Rozalla - Everybody’s Free

But the chaos had its downside. DJs and their reps were to collect their fees at a designated trailer. One after another they approached Meacham: “They’re not paying anybody.” Meacham quickly found out why: His co-promoter had taken every penny from the door, stuffed it into a garbage bag, informed an staffer, “Tell everybody I'll pay them later,” and rode off in his Mercedes. (Meacham would later try and fail to contact him.) “At the end of the night I was surrounded by DJs who wanted to kill me,” says Meacham. “It was, ‘Hey, fucker, pay me my money now.’” Meacham took the parking proceeds – under $500 – and began making payouts; then he drove home to grab what he could from there and, finally, hit an ATM.

Marci Weber ensured her clients were paid in full. Frankie Bones was lenient, telling Meacham, “Pay me when you can, man.” Many of the rest were given fifty dollars. “There were those who'd spent all their money on gas and tolls and ecstasy and didn't have enough money to get back home,” says Meacham. “Those were the ones I had to give fifty bucks to.” Eventually, Meacham threw a sequel, called Back to the Future, on April 3, 1993, with an enormous lineup, many of whom had played the first Future, including Bones and Scott Henry. “Whomever I didn't pay, when we did Back to the Future, I made up for it,” says Meacham. He didn’t do any more parties after that: “Reputation was everything. I didn't want to be a sketchy promoter.” But the party’s legacy outlasted the backstage skirmishes. “Four or 5,000 people – that was huge for the time,” says Moby. “It was about as idyllic a party or event as I’ve ever been to. It was a very optimistic time.”
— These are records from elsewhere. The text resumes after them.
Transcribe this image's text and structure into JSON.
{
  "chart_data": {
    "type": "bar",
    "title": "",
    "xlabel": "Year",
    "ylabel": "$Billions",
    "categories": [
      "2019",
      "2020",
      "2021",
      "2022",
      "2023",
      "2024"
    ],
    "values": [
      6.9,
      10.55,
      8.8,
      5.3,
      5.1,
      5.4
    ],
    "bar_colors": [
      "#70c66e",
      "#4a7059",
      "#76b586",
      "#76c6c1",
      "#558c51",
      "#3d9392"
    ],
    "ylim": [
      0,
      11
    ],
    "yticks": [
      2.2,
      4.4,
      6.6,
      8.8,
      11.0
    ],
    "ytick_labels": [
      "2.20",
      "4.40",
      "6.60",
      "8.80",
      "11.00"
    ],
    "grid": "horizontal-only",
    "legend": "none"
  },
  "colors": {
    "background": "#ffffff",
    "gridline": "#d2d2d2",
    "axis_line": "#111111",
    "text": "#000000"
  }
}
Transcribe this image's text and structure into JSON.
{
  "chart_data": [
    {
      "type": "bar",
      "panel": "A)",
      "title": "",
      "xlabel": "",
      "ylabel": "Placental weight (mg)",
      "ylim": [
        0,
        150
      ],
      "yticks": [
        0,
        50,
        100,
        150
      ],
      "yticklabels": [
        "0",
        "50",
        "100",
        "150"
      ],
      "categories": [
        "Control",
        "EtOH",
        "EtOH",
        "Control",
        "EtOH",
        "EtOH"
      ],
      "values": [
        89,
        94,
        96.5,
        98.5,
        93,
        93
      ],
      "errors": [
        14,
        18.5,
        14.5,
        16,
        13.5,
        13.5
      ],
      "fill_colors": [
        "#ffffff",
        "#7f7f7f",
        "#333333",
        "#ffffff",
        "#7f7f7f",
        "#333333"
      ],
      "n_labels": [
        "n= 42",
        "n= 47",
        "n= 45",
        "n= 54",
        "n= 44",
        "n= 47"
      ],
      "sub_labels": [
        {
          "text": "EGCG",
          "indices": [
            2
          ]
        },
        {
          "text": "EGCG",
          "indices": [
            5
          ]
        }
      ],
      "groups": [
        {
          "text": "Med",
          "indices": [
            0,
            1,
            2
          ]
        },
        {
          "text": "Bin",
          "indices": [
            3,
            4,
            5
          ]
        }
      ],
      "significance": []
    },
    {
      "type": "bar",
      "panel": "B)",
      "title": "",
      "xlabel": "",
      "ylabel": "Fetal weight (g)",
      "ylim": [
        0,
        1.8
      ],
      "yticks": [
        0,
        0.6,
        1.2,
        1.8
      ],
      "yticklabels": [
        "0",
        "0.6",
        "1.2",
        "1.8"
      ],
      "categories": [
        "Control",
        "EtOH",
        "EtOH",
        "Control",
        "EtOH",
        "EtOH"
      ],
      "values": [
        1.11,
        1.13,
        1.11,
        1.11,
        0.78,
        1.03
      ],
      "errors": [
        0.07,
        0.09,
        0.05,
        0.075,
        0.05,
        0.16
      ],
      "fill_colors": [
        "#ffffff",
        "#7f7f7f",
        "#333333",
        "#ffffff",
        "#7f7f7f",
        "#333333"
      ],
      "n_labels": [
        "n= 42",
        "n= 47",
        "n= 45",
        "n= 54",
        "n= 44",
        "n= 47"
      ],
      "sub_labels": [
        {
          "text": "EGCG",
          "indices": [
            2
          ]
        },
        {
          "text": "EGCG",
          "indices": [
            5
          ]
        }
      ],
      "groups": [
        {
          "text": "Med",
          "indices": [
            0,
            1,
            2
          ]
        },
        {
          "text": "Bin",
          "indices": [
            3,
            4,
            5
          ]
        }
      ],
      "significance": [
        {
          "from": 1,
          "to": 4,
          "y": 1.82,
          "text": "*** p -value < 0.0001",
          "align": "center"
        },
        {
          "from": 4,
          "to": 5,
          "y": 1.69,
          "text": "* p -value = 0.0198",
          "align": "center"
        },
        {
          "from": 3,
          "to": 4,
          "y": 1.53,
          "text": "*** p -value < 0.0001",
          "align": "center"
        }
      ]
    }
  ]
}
That optimism held sway in the parties helmed by Future principals Scott Henry and Belgian DJ (and then-D.C. resident) Lieven DeGeyndt: Fever, a biweekly at Baltimore’s Paradox run alongside Charles Feelgood, and Buzz, which kicked off at D.C.’s East Side on October 8, 1993. “People have been dying for it,” DeGeyndt told the Washington Post a week after Buzz began. “In the age range from 18 to 25, there really isn't anywhere for those kids to go on the weekends…We have a combined mailing list of over 3,000 people, and we get a great response from direct marketing.”
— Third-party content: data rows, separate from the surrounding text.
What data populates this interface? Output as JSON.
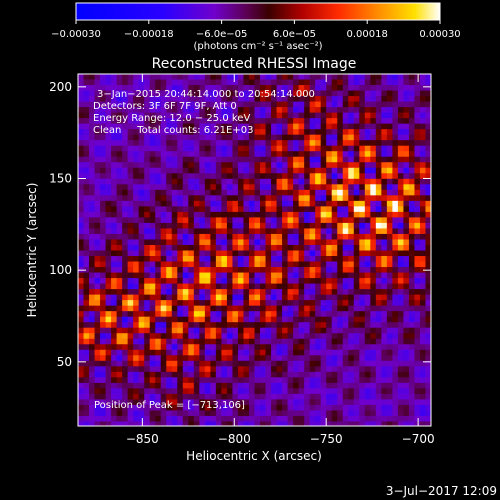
{
  "chart_data": {
    "type": "heatmap",
    "title": "Reconstructed RHESSI Image",
    "xlabel": "Heliocentric X (arcsec)",
    "ylabel": "Heliocentric Y (arcsec)",
    "xlim": [
      -885,
      -693
    ],
    "ylim": [
      15,
      207
    ],
    "x_ticks": [
      -850,
      -800,
      -750,
      -700
    ],
    "x_tick_labels": [
      "−850",
      "−800",
      "−750",
      "−700"
    ],
    "y_ticks": [
      50,
      100,
      150,
      200
    ],
    "y_tick_labels": [
      "50",
      "100",
      "150",
      "200"
    ],
    "colorbar": {
      "range": [
        -0.0003,
        0.0003
      ],
      "ticks": [
        -0.0003,
        -0.00018,
        -6e-05,
        6e-05,
        0.00018,
        0.0003
      ],
      "tick_labels": [
        "−0.00030",
        "−0.00018",
        "−6.0e−05",
        "6.0e−05",
        "0.00018",
        "0.00030"
      ],
      "label": "(photons cm⁻² s⁻¹ asec⁻²)"
    },
    "annotations": [
      "3−Jan−2015 20:44:14.000 to 20:54:14.000",
      "Detectors: 3F 6F 7F 9F, Att 0",
      "Energy Range: 12.0 − 25.0 keV",
      "Clean     Total counts: 6.21E+03"
    ],
    "peak_text": "Position of Peak = [−713,106]",
    "grid": false
  },
  "footer": {
    "timestamp": "3−Jul−2017 12:09"
  }
}
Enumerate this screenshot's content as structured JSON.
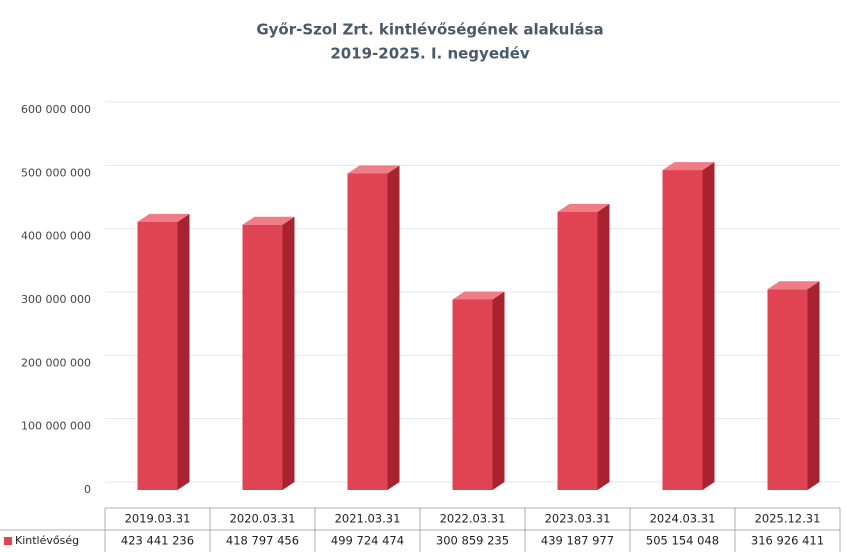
{
  "chart_data": {
    "type": "bar",
    "title": "Győr-Szol Zrt. kintlévőségének alakulása",
    "subtitle": "2019-2025. I. negyedév",
    "categories": [
      "2019.03.31",
      "2020.03.31",
      "2021.03.31",
      "2022.03.31",
      "2023.03.31",
      "2024.03.31",
      "2025.12.31"
    ],
    "series": [
      {
        "name": "Kintlévőség",
        "color": "#e04452",
        "values": [
          423441236,
          418797456,
          499724474,
          300859235,
          439187977,
          505154048,
          316926411
        ],
        "value_labels": [
          "423 441 236",
          "418 797 456",
          "499 724 474",
          "300 859 235",
          "439 187 977",
          "505 154 048",
          "316 926 411"
        ]
      }
    ],
    "ylim": [
      0,
      600000000
    ],
    "yticks": [
      0,
      {
        "value": 100000000,
        "label": "100 000 000"
      },
      {
        "value": 200000000,
        "label": "200 000 000"
      },
      {
        "value": 300000000,
        "label": "300 000 000"
      },
      {
        "value": 400000000,
        "label": "400 000 000"
      },
      {
        "value": 500000000,
        "label": "500 000 000"
      },
      {
        "value": 600000000,
        "label": "600 000 000"
      }
    ],
    "grid": true
  }
}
Henry’s sets from the period take the glitter-gushing feel of the Future party into tougher, more consciously mature terrain. “We're aware that for the first month or two our crowd will be a rave type of crowd, but we're really trying to create a space that after about two or three months will end up about half rave crowd and half club crowd,” DeGeyndt told the Post. You can hear that shift take place on Henry’s set from the 1994 party Bassrush as well as his side of Time to Get Ill Vol. 5, from 1996 – a long-running split-tape series with Charles Feelgood. That maturation would mark the music that began emerging from the Baltimore-D.C. scene mid-decade, with Deep Dish, BT and Thievery Corporation, all in their different ways, pushing a consciously deeper sound. But all of them shared the same DIY spirit that made Future happen. “The guys at the head of the scene in D.C. are very smart,” D.C. native Aden Ikram of the dance label Sm:)e told Frank Broughton in 1996. “They’ve all really worked to build something.”